PMLIVE: Pharmaceutical companies in the US will have to provide doctors with an education programme for any extended-release (ER) and long-acting (LA) opioid medications they market in an effort to prevent drug abuse and misuse in patients.
The requirement is part of wider measures from the US Food and Drug Administration (FDA) to reduce risks and improve safe use of the pain drugs that include Pfizer’s Avinza, Actavis’ Kadian, Janssen’s Nucynta ER and Duragesic and several products from Purdue Pharma, all of which can cause serious harm and even death if used improperly.
The extra training will be based on an FDA design and will inform healthcare professionals about the safe prescribing of ER/LA opioid medications so they can have a greater knowledge and awareness when having a conversation with a patient about the risks and appropriate use of a prescribed medicine.
Companies are expected to achieve goals established by the FDA for the percentage of prescribers of ER/ LA opioids who complete the training, and prescriber understanding will be audited and assessed. Courses will either be free or charged at a small fee.

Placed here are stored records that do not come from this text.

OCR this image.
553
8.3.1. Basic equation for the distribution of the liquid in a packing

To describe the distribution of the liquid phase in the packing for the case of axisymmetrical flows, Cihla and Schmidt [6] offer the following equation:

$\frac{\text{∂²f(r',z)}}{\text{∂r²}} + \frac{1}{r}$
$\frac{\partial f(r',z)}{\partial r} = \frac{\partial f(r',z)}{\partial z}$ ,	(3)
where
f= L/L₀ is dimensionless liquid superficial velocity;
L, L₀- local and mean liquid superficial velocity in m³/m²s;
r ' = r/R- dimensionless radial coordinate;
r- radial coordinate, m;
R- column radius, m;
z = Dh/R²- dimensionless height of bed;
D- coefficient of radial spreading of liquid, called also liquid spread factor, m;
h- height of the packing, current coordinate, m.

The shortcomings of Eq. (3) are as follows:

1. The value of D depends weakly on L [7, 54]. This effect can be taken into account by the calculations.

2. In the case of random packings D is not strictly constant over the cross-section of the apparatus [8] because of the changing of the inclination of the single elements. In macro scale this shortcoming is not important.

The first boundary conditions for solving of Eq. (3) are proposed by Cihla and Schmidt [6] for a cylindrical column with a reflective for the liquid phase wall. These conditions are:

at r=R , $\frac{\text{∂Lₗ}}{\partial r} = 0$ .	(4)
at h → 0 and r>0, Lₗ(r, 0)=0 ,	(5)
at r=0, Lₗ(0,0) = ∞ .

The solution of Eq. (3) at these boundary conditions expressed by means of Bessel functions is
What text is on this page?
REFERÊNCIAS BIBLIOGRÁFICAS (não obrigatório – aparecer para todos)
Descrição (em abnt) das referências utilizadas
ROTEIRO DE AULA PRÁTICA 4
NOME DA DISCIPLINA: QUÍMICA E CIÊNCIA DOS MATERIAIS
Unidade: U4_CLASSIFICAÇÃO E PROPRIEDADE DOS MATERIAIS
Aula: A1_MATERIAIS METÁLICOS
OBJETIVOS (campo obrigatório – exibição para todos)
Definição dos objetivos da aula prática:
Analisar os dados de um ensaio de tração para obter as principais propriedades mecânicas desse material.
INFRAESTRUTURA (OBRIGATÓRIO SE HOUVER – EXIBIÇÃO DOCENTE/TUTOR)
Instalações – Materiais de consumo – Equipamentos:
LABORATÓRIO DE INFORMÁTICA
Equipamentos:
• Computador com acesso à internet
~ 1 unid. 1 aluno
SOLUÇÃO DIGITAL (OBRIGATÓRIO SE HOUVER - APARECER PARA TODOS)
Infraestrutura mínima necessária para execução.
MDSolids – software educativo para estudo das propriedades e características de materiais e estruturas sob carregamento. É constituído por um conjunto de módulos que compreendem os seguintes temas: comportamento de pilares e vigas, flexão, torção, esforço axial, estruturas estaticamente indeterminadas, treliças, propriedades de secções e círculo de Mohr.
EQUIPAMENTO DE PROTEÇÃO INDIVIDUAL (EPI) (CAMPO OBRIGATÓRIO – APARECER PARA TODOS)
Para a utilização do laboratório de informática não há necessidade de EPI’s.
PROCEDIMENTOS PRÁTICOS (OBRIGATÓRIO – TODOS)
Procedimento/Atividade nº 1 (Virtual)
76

Despite pharma firms being made to provide such training, prescribers are not required to take it under current US law.
Instead, the FDA said it “continues to support this approach, but absent the needed legislation, intends to exercise its authority to require mandatory elements for companies and voluntary elements for prescribers”.
In addition, the full risk evaluation and mitigation strategy (REMS) also includes an updated medication guide for each drug, provided to patients via pharmacists that explains how to safely use ER/LA opioid medicines.
“Misprescribing, misuse, and abuse of extended-release and long-acting opioids are a critical and growing public health challenge,” said FDA commissioner Dr Margaret Hamburg.
“The FDA’s goal with this REMS approval is to ensure that healthcare professionals are educated on how to safely prescribe opioids and that patients know how to safely use these drugs.” The FDA is also encouraging the safe storage of such medicines to prevent them being taken by someone other than the person they are prescribed for. "Just because it's safe for the patient, doesn't mean it's safe for someone else," said Dr Sharon Hertz, deputy director of the FDA's division of anaesthesia, analgaesia and addiction products.
According to IMS Health, it is estimated that 22.9m prescriptions of the painkillers were dispensed in 2011. There were 15,597 deaths involving these medications in 2009, said the US Centers for Disease Control and Prevention.